Anybody deemed a target of immigration enforcement—whether they entered the country illegally, are awaiting asylum claims, have had their status revoked, or have been labeled “domestic terrorists” or “homegrowns”—could be swallowed up into the rapidly expanding system of detention facilities. Rachel Maddow framed this prospect in mordant terms: “If they build them, they will fill them.”
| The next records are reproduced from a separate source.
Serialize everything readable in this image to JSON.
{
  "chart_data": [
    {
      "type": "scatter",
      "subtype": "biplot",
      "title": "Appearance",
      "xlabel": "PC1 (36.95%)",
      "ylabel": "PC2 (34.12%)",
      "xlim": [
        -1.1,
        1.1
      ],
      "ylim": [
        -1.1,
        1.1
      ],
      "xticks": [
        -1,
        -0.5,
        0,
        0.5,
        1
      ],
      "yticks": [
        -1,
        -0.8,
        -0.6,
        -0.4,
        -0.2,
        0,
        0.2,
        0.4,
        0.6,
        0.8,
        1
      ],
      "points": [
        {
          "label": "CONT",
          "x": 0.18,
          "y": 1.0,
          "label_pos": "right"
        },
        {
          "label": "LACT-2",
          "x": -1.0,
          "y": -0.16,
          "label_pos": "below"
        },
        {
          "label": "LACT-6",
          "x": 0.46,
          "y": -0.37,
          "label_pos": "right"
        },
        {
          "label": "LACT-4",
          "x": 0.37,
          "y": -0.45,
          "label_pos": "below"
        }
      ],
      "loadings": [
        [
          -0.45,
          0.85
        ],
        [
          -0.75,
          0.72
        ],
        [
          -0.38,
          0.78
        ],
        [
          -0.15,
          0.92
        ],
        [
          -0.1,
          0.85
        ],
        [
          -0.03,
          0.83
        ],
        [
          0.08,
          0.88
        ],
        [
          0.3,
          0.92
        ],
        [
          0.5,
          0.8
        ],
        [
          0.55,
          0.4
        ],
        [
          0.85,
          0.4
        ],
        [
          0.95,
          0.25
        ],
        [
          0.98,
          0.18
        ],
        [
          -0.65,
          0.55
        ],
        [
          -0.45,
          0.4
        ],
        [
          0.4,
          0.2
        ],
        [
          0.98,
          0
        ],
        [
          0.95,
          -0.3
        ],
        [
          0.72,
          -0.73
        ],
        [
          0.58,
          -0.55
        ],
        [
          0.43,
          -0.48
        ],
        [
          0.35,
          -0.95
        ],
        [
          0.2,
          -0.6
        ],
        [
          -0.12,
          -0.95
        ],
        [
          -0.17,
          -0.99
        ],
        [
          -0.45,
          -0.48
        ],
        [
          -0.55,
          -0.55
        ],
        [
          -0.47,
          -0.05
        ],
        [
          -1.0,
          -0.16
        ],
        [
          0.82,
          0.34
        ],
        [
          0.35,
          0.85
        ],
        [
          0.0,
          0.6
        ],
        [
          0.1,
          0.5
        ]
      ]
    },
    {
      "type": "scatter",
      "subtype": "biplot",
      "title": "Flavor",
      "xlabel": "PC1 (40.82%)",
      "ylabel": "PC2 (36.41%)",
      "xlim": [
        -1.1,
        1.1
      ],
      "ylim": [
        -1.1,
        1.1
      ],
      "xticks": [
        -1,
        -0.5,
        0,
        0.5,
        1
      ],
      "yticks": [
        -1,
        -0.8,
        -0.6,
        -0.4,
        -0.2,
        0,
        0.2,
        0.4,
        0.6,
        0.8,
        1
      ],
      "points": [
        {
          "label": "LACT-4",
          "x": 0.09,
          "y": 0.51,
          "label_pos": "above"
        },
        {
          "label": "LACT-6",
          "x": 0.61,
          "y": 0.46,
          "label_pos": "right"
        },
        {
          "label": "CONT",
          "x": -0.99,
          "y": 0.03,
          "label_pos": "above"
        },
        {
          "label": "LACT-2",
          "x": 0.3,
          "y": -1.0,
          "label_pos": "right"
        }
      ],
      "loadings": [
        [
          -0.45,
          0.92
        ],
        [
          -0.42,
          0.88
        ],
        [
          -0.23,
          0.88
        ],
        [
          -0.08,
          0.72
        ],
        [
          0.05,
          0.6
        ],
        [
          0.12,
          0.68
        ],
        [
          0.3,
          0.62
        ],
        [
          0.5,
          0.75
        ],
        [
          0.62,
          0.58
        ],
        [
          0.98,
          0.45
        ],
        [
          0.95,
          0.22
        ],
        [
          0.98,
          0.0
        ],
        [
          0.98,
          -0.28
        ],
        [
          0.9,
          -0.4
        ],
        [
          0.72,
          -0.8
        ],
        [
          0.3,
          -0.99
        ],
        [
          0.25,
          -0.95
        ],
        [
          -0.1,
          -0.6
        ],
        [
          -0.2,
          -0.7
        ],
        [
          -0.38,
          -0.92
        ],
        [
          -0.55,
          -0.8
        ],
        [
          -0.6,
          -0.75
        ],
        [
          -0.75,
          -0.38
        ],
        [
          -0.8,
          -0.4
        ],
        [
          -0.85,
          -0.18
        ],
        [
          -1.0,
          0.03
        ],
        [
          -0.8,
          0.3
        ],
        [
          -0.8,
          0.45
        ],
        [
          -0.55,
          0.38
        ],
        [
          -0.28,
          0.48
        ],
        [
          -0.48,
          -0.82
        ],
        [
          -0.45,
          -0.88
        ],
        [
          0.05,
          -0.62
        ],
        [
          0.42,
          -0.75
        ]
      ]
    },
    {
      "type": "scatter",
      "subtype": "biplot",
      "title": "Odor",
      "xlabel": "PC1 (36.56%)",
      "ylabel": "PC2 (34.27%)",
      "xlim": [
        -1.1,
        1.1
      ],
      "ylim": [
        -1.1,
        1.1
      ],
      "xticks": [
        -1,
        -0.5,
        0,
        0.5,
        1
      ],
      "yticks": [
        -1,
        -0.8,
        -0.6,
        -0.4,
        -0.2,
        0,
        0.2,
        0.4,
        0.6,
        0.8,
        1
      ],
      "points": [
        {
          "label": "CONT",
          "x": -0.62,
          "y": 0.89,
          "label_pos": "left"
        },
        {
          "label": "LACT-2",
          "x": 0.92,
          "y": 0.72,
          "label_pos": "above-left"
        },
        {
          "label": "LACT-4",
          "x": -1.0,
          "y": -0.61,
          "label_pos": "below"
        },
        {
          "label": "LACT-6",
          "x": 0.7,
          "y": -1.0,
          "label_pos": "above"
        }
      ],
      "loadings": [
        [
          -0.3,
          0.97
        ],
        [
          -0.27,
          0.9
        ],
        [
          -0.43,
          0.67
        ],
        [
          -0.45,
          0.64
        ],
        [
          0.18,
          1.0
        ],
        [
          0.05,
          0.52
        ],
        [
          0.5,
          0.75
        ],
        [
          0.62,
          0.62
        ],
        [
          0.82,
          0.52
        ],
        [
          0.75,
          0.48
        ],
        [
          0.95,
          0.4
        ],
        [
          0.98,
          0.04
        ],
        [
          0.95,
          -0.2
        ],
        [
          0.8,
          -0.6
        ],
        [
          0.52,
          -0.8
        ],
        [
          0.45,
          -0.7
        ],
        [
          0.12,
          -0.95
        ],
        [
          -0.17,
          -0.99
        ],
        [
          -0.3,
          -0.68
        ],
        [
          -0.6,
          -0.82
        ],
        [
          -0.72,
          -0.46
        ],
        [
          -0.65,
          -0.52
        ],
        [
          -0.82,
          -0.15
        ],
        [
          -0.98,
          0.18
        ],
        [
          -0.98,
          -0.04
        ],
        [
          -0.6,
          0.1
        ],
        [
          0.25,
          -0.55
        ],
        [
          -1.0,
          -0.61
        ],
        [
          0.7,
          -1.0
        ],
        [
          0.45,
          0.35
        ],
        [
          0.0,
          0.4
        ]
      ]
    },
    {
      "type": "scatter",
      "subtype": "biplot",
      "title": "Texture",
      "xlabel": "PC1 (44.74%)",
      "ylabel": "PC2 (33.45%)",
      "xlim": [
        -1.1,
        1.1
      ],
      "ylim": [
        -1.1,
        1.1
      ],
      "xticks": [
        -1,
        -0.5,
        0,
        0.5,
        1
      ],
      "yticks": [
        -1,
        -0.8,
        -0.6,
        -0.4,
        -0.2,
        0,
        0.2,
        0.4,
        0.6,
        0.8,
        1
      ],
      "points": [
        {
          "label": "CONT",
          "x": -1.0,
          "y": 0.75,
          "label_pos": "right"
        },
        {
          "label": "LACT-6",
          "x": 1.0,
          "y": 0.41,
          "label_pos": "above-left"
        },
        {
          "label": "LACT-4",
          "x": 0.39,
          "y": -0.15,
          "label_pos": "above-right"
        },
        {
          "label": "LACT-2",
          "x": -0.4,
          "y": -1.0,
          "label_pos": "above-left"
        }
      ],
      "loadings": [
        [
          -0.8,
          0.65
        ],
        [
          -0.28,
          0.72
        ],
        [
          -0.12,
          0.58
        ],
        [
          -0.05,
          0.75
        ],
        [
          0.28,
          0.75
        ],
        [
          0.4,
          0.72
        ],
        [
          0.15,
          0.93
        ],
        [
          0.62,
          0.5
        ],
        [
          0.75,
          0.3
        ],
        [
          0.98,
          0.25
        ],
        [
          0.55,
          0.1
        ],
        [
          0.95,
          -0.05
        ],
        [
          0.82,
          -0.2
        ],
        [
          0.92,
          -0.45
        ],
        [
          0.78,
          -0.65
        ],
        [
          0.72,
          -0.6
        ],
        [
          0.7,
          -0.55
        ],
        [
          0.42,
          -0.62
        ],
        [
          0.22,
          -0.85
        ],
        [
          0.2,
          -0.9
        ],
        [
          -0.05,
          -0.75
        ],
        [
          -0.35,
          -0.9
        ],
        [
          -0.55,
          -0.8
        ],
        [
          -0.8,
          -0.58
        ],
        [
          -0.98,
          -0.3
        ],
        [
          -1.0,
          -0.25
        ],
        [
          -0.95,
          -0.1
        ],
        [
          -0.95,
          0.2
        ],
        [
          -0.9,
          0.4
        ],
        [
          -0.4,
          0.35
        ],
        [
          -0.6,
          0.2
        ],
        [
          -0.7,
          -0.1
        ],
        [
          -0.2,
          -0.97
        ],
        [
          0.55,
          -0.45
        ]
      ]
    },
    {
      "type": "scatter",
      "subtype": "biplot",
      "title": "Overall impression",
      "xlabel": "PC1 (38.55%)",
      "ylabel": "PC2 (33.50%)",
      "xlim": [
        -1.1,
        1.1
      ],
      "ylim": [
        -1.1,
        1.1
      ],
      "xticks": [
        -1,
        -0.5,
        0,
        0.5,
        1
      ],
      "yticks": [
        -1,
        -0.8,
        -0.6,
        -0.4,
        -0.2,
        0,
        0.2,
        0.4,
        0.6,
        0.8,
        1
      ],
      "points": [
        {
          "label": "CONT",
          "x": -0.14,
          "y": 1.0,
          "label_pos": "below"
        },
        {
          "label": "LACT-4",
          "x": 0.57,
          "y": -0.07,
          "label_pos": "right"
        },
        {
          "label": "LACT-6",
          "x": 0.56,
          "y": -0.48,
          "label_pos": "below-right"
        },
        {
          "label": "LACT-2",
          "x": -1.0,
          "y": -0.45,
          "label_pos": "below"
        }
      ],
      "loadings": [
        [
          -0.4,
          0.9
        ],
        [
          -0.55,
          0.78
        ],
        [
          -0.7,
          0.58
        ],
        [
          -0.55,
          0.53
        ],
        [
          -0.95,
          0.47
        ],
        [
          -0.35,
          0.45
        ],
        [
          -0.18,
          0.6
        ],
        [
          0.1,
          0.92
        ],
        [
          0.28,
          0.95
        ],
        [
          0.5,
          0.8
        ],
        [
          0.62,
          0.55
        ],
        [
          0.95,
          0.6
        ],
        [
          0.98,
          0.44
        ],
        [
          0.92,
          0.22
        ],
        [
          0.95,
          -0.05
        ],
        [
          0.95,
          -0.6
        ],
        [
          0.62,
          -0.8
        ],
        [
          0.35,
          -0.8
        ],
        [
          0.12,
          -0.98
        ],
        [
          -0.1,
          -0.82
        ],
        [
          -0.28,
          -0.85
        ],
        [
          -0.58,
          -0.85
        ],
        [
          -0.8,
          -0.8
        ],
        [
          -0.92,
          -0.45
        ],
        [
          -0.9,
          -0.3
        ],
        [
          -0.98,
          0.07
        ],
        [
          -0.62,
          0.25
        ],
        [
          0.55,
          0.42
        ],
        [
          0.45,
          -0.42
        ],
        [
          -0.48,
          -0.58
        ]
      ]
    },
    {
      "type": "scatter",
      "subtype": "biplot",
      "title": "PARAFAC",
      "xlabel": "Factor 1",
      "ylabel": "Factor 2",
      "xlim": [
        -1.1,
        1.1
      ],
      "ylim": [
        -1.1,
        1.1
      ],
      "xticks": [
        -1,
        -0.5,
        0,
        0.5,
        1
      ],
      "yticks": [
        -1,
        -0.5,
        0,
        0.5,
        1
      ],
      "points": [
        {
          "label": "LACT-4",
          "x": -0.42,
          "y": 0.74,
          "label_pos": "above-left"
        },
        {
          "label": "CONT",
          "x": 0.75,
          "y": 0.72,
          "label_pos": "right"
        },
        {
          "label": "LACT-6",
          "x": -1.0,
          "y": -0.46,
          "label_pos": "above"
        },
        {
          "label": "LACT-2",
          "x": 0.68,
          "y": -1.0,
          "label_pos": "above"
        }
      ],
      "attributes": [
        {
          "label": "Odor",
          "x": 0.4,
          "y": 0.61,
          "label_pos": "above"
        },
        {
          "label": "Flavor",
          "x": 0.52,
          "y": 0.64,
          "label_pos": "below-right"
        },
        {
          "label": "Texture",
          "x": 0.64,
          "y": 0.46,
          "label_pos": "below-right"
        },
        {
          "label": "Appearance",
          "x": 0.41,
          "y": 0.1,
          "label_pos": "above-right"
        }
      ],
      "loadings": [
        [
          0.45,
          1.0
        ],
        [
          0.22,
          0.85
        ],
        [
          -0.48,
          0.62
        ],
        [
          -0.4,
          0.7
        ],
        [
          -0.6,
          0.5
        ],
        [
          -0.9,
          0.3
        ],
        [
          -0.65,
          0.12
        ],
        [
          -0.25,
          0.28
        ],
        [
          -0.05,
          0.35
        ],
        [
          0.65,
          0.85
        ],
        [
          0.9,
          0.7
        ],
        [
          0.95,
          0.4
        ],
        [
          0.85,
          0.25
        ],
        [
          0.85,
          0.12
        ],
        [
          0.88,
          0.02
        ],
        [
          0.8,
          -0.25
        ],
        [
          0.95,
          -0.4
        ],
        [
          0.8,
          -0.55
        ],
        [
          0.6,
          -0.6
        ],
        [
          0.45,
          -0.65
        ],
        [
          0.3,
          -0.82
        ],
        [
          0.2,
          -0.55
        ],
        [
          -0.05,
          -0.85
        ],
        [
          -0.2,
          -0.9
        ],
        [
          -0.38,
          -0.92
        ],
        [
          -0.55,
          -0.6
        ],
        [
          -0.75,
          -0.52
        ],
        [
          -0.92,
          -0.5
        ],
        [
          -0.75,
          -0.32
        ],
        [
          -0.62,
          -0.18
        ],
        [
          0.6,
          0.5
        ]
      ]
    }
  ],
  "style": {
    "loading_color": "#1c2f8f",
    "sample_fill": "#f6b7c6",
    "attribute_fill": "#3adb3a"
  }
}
Have the American people seen enough? Greg Sargent at The New Republic reports that even in areas that voted solidly for Trump in 2024, people are opposed to using empty warehouses for immigration detention. In Hanover County, Virginia, residents protested the proposed sale of a building to DHS, and the board of supervisors came out in opposition to it. As a result, the warehouse owner canceled the deal. After immense public pressure from residents, Oklahoma City’s Republican mayor opposed a proposal for an ICE warehouse, and that deal fell apart, too. The same thing happened in Morris County, New Jersey; Kansas City, Missouri; and Salt Lake City, Utah. “The public backlash unleashed by Trump’s immigration agenda runs far deeper than revulsion at imagery of ICE violence,” Sargent writes. “It’s now seemingly coalescing against the goal of mass removals as a broader ideological project.”
Whether that’s enough to derail the Trump administration’s mass-deportation program is another question. But widespread revulsion at protestors executed in the street, children used to entrap parents, and people dragged out of cars and shipped to detention centers around the country seems to be morphing into organized, disciplined opposition. The realization is dawning: if the administration can strip the rights of so many, then no one’s rights are safe.